A 46-unit drop in the Canadian rig count was driven by an early spring break-up.

“Typically, the first few months of the year are the busiest part of the year. However, to date in 2016 activity levels have remained well below seasonal norms, and warm weather combined with weak customer demand appeared to be leading to an early spring break-up,” Lyle Whitmarsh, CEO of Calgary-based Trinidad Drilling Ltd. said during an earnings conference call on Thursday.

Alberta alone saw 33 rigs leave the game, letting the count of active rigs there rest at 79. British Columbia lost four rigs to end at 27 active. Saskatchewan lost eight rigs to end at 19.

Spring break-up happens as Western Canada thaws, driving frost from the ground and softening roads too much to be traveled upon by heavy trucks. During this period, rigs can’t be moved, and many of them must shut down until road bans are lifted.

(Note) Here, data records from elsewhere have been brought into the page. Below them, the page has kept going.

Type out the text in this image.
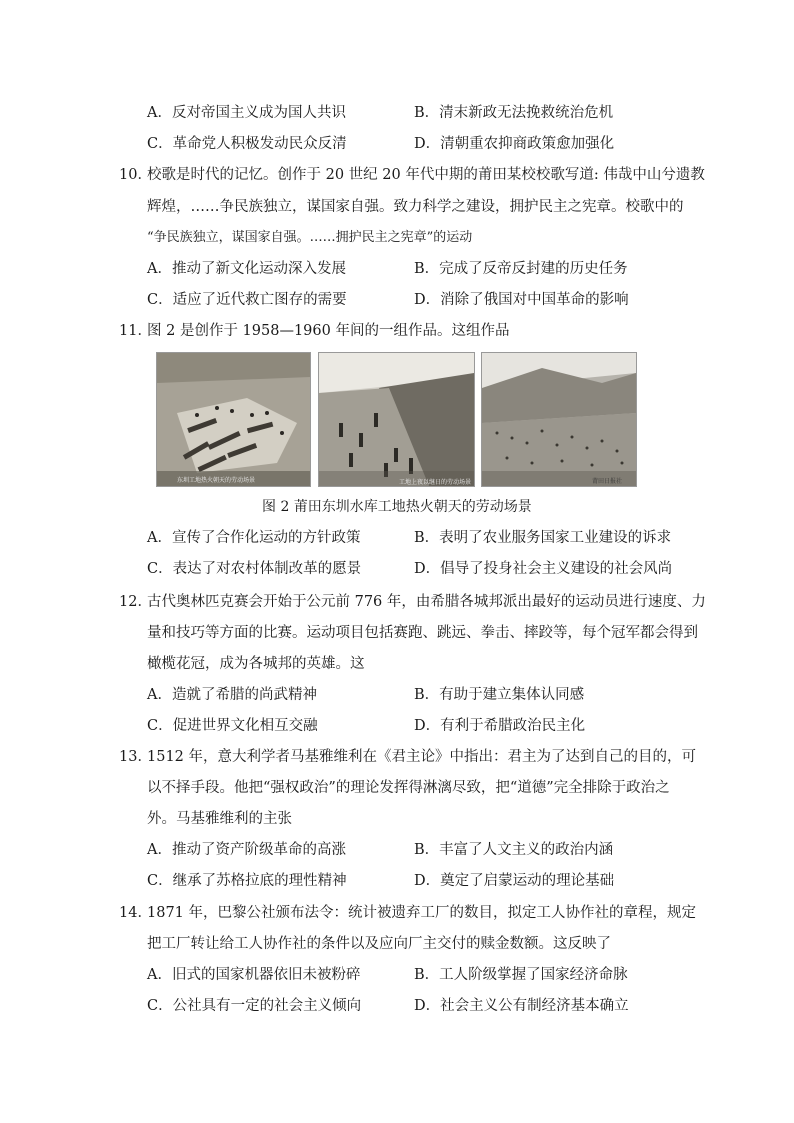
A．反对帝国主义成为国人共识	B．清末新政无法挽救统治危机
C．革命党人积极发动民众反清	D．清朝重农抑商政策愈加强化
10．
校歌是时代的记忆。创作于 20 世纪 20 年代中期的莆田某校校歌写道: 伟哉中山兮遗教
辉煌，……争民族独立，谋国家自强。致力科学之建设，拥护民主之宪章。校歌中的
“争民族独立，谋国家自强。……拥护民主之宪章”的运动
A．推动了新文化运动深入发展	B．完成了反帝反封建的历史任务
C．适应了近代救亡图存的需要	D．消除了俄国对中国革命的影响
11．
图 2 是创作于 1958—1960 年间的一组作品。这组作品
东圳工地热火朝天的劳动场景	工地上夜以继日的劳动场景	莆田日报社
图 2 莆田东圳水库工地热火朝天的劳动场景
A．宣传了合作化运动的方针政策	B．表明了农业服务国家工业建设的诉求
C．表达了对农村体制改革的愿景	D．倡导了投身社会主义建设的社会风尚
12．
古代奥林匹克赛会开始于公元前 776 年，由希腊各城邦派出最好的运动员进行速度、力
量和技巧等方面的比赛。运动项目包括赛跑、跳远、拳击、摔跤等，每个冠军都会得到
橄榄花冠，成为各城邦的英雄。这
A．造就了希腊的尚武精神	B．有助于建立集体认同感
C．促进世界文化相互交融	D．有利于希腊政治民主化
13．
1512 年，意大利学者马基雅维利在《君主论》中指出：君主为了达到自己的目的，可
以不择手段。他把“强权政治”的理论发挥得淋漓尽致，把“道德”完全排除于政治之
外。马基雅维利的主张
A．推动了资产阶级革命的高涨	B．丰富了人文主义的政治内涵
C．继承了苏格拉底的理性精神	D．奠定了启蒙运动的理论基础
14．
1871 年，巴黎公社颁布法令：统计被遗弃工厂的数目，拟定工人协作社的章程，规定
把工厂转让给工人协作社的条件以及应向厂主交付的赎金数额。这反映了
A．旧式的国家机器依旧未被粉碎	B．工人阶级掌握了国家经济命脉
C．公社具有一定的社会主义倾向	D．社会主义公有制经济基本确立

Trouble is, this year’s spring break might run longer than usual — or desired.

“We have limited visibility for post break-up, and competition remains very strong,” Whitmarsh said during the conference call. “Day rates remain under pressure, although we continue to be focused on maintaining reasonable margins in our operations…We expect the first half of 2016 to be quite weak in Canada and an improvement in the back half of the year only if there is an improvement in commodity prices.”

During a speech late last month in Edmonton, Alberta, ATB Financial Chief Economist Todd Hirsch said, “Between now and probably mid-summer, I do expect that we will see more pain in the petroleum sector, more rounds of layoffs…A lot of those work crews [off for spring break-up] just aren’t going to be called back for the summer drilling season,” he said, as reported by CBC News.

Canada’s rig count stands at 129, down by 171 units from its year-ago level of 300. Thirty-three oil-directed units left in the latest round, and 13 gas-directed rigs left.

The Railroad Commission of Texas (RRC) just came out with preliminary production figures for December, which, of course, will be revised, most likely upward.

Production for December was 74.58 million bbl of crude oil and 625.41 Bcf of total gas from oil and gas wells.

Production reported for December 2014 was: 71.07 million bbl of crude oil preliminarily, updated to a current figure of 91.30 million bbl; and 627.69 Bcf of total gas preliminarily, updated to a current figure of 756.75 Bcf.

RRC said that in the preceding 12 months, total Texas reported production was 1.009 billion bbl of crude oil and 8.3 Tcf of total natural gas. Crude oil production is limited to oil produced from oil leases and does not include condensate.

Texas December production came from 184,829 oil wells and 90,182 gas wells.

More recent — for January — and potentially more heartening production data came from the economist who compiles the Texas Petro Index. Karr Ingham said January Texas crude production declined from its year-ago level.

“Although the decline was modest, we can expect the pace of production decline in Texas and the U.S. to accelerate in 2016,” Ingham said (see Shale Daily, March 3).